How should REDD work in Panama? The basics are that it should:
- Be a national system (potentially nested with a definite end for projects);
- Ensure the majority of the benefits reach those living in the forests.
- Not count enhanced forest carbon sequestration that comes from plantations (monoculture Teak, Oil Palm).
Why a national system? Independent projects are great, but they will just push the deforestation around the country - leakage, in other words. If these projects are to be included, it should be within a "nested" approach. This means that projects have a set amount of time (between 5-7 years) to merge their project into the national system, or "nest" it.
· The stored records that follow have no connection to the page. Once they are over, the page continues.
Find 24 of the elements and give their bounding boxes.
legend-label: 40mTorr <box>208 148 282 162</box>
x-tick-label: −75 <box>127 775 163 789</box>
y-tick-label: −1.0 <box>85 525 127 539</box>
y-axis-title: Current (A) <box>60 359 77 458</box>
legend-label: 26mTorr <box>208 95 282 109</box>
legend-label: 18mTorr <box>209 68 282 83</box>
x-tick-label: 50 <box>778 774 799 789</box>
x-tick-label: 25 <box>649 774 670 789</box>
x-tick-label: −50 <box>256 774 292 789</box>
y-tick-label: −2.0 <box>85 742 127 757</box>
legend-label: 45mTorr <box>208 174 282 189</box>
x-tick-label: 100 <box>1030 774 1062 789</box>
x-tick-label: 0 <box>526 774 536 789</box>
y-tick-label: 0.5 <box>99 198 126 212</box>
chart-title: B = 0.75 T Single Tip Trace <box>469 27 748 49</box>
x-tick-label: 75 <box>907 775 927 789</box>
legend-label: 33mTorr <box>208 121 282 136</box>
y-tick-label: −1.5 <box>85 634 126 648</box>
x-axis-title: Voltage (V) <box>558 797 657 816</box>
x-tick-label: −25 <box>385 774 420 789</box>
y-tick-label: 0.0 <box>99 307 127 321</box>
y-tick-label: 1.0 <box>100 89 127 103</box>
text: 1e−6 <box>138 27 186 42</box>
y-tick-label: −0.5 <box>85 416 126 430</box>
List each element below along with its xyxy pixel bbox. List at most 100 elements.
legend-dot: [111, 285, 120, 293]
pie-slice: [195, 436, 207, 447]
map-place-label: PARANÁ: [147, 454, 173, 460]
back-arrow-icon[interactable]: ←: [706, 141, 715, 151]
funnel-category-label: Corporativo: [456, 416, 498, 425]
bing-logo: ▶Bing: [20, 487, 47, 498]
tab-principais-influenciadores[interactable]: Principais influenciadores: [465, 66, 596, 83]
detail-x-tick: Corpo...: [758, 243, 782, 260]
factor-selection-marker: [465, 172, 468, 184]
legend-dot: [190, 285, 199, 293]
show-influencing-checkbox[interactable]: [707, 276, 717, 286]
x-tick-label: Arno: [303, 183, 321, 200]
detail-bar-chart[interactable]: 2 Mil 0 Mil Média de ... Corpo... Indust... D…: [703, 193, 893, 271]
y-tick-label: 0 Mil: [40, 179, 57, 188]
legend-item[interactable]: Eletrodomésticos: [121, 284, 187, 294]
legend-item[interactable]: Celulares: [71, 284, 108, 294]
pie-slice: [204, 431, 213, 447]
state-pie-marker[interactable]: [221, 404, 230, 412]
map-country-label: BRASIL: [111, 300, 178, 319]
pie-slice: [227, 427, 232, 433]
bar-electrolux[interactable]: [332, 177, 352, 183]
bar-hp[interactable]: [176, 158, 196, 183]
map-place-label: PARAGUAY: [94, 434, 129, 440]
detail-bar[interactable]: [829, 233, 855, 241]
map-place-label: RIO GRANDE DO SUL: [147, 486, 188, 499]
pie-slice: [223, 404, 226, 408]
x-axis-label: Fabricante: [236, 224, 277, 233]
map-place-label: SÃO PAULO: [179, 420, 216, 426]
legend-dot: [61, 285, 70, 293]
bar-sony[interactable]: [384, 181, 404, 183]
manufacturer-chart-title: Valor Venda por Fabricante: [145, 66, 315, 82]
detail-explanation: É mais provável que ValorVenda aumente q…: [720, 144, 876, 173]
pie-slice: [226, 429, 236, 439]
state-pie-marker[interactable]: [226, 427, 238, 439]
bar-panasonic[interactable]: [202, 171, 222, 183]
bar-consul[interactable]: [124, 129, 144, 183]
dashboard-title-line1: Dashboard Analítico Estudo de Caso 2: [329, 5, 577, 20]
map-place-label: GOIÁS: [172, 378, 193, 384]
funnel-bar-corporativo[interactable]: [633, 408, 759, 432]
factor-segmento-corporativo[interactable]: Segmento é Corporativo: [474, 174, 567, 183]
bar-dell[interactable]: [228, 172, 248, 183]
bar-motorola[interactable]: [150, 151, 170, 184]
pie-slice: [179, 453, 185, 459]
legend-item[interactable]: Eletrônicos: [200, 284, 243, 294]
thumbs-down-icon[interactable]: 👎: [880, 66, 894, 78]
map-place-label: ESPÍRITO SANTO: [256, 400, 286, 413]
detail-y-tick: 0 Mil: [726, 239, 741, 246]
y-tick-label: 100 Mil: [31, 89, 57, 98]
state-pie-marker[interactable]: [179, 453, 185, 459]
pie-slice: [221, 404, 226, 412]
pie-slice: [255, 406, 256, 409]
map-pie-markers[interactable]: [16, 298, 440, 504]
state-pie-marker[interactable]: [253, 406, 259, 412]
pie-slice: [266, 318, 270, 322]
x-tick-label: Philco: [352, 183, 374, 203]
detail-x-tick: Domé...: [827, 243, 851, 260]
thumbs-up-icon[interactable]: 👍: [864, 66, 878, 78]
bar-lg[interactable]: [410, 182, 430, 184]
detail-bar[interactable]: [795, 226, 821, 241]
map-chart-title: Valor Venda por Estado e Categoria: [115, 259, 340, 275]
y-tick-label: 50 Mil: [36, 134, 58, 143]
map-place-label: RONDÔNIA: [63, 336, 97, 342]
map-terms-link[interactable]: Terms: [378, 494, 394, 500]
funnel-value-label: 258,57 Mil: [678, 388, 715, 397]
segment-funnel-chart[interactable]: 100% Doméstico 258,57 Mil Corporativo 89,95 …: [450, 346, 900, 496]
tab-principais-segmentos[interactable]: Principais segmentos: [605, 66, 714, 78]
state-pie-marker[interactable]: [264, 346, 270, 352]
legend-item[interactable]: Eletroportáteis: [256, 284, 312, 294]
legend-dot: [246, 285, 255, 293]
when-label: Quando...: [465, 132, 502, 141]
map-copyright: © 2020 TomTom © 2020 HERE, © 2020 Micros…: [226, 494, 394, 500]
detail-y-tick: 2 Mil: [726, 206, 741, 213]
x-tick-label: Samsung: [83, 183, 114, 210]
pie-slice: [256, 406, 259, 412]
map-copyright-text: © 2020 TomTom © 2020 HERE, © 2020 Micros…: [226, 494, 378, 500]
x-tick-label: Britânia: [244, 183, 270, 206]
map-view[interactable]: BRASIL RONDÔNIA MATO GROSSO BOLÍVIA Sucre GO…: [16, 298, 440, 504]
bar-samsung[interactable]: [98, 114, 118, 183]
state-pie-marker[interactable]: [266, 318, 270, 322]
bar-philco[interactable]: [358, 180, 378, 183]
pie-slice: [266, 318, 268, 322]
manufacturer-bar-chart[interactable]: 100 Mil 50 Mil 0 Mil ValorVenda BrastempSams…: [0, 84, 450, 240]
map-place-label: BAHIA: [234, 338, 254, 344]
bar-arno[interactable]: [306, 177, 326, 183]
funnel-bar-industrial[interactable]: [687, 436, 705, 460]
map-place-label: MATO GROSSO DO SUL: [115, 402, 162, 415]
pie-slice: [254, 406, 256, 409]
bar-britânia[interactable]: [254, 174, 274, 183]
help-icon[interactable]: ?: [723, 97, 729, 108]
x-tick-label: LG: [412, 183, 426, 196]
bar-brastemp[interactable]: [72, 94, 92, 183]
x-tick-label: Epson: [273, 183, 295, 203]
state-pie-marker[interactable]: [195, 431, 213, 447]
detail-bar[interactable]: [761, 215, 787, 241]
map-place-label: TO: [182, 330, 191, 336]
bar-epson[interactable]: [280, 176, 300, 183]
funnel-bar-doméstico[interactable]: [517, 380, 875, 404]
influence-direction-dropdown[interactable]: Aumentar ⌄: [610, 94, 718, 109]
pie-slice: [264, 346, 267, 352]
It still isn't clear who owns the carbon in the trees in Panama, and that will hopefully be determined in the coming years. To be effective, REDD projects will need to foment other income generating activities to replace the income gained from traditional practices. If the government and/or project promoters capture more than 30% of the cash generated from REDD, there won't be sufficient incentive at the local level to stop deforestation.
Now that REDD is REDD+, (the "+" means the countries/projects can get credit for carbon enhancement), we need to make sure that it is not used to support unsustainable forestry practices such as monoculture plantations. There is also the problem of "additionality" because the majority of the plantations are cultivated for the timber, not carbon capture. Sustainable environmental and social practices should be rewarded, not those that eventually leave land worse off and people not participating in an economically positive manner.
Panama just signed onto the Norwegian/French REDD partnership. This is good for Panama because it will help the country move forward in developing the national level systems and laws necessary to financing and knowledge exchange opportunities. It has the opportunity now with the UNREDD funds already approved to move forward and once again be at the forefront of national level REDD.